Évidement, un enchaînement d'événements parfaitement explicable avait conduit à cette péripétie.
Draco ne s'était pas retrouvé par hasard en compagnie d'Hermione, il était venu à son bureau du ministère discuter du dossier du loup-garou.
Harry et Ron étaient passé à l'improviste. Ron avait vécu la présence du serpentard comme un camouflé, les relations étant déjà très tendues entre Hermione et lui ces derniers temps.
Pour Harry, la situation était déjà gênante, mais Draco n'avait jamais envisagé se retrouver au milieu d'un dispute conjugale publique, rien dans son éducation ne l'ayant préparé. Chez les sang-pur, les époux se soutenaient toujours au moins publiquement.

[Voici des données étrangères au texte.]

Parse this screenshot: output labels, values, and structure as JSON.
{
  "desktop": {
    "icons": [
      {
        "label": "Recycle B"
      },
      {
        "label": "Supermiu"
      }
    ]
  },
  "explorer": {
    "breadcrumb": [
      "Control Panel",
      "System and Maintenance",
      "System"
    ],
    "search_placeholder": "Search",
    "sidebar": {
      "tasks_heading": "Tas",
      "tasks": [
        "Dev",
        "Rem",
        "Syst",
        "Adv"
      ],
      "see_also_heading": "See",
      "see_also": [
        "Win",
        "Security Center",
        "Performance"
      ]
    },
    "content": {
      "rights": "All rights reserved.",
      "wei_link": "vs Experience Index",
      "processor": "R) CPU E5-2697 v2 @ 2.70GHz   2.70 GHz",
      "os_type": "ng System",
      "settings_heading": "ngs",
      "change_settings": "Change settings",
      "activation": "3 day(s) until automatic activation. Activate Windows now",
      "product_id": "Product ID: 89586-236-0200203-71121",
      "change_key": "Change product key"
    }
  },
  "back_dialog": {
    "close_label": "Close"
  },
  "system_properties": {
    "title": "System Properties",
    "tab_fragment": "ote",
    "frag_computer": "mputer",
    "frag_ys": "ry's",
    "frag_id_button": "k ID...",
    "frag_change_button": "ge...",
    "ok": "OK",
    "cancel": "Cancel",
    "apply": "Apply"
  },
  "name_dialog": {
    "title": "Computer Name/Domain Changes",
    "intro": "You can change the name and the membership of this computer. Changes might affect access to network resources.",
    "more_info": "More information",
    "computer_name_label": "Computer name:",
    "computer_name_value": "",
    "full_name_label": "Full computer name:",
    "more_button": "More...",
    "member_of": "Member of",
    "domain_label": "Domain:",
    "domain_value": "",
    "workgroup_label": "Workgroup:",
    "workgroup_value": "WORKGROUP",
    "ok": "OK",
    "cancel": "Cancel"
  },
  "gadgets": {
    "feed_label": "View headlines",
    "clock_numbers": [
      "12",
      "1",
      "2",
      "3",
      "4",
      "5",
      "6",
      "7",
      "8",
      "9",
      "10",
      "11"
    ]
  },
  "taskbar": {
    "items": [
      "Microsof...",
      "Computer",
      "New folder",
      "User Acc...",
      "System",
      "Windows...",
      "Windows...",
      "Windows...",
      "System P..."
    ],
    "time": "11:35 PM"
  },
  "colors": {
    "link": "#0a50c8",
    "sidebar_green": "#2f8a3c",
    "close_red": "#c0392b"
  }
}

La situation avait encore dégénéré quand des subordonnés d'Hermione avaient passé leur tête par la porte en quête de l'origine du raffut, alors que Ron balançait une tasse de thé traînant sur le bureau au visage de sa femme, ruinant ainsi son élégante blouse de soie et sa réputation.
Harry et Draco avaient fini par séparer les époux, transplanant côté moldu avec Hermione dont ils avaient inconsciemment adopté le parti.
La Hermione mature, secrétaire d'etat à la justice était très digne dans le chagrin, mais avait quand même à mots voilés dessinés les contours d'une relation qui avait mal vieillie. Hermione espérait un soutien dans sa carrière politique, Ron était miné par un complexe d'infériorité face à la réussite professionnelle de ses deux amis, lui qui avait rejoint Georges pour le soutenir. Il était pourtant à la tête de la guilde des commerçants, et beaucoup l'admiraient d'avoir porté à bout de bras l'affaire et la dépression de Georges. Néanmoins cela ne lui suffisait pas.
Draco grimaça.
- On nous encourage vraiment à nous marier trop vite, chez les sorciers. La guerre a été un moment charnière de notre vie, mais l'avoir vécu ensemble n'était pas du tout un gage de réussite pour un couple.
- Tes parents t'ont aussi poussé vers le mariage ? Demanda Harry.
- En quelques sortes, oui. Mais la mauvaise réputation de notre famille, le procès de mon père… Rien de s'y prêtait.
- La situation financière non plus, j'imagine…
Harry se mordit la lèvre en prononçant cette phrase, mais il était trop curieux et savait que Ginny lui aurait parlé de cette occasion manquée trop souvent.
Si Draco ressentit de la gêne à cette question, par grand chose ne le témoigna. Tout au plus leva t-il un sourcil et prit une gorgée de sa bière. Mais c'est du même ton sobre qu'il répondit.
- Pas vraiment, tu sais. La guerre nous a tous frappés humainement, mais économiquement, les familles riches sont restées globalement riches. Les relations avec le continent sont importantes et on avait un siècle d'instabilité au Royaume-Uni derrière nous pour savoir prévoir. À ma connaissance, la famille ancienne la plus appauvrie, c'est la tienne Potter…
- La mienne ? S'étonna Harry. J'ai hérité d'un coffre plutôt plein…
- Tant mieux, mais par rapport à la richesse passée de ta famille… Si ton grand-père n'avait pas bradé la potion lissempli…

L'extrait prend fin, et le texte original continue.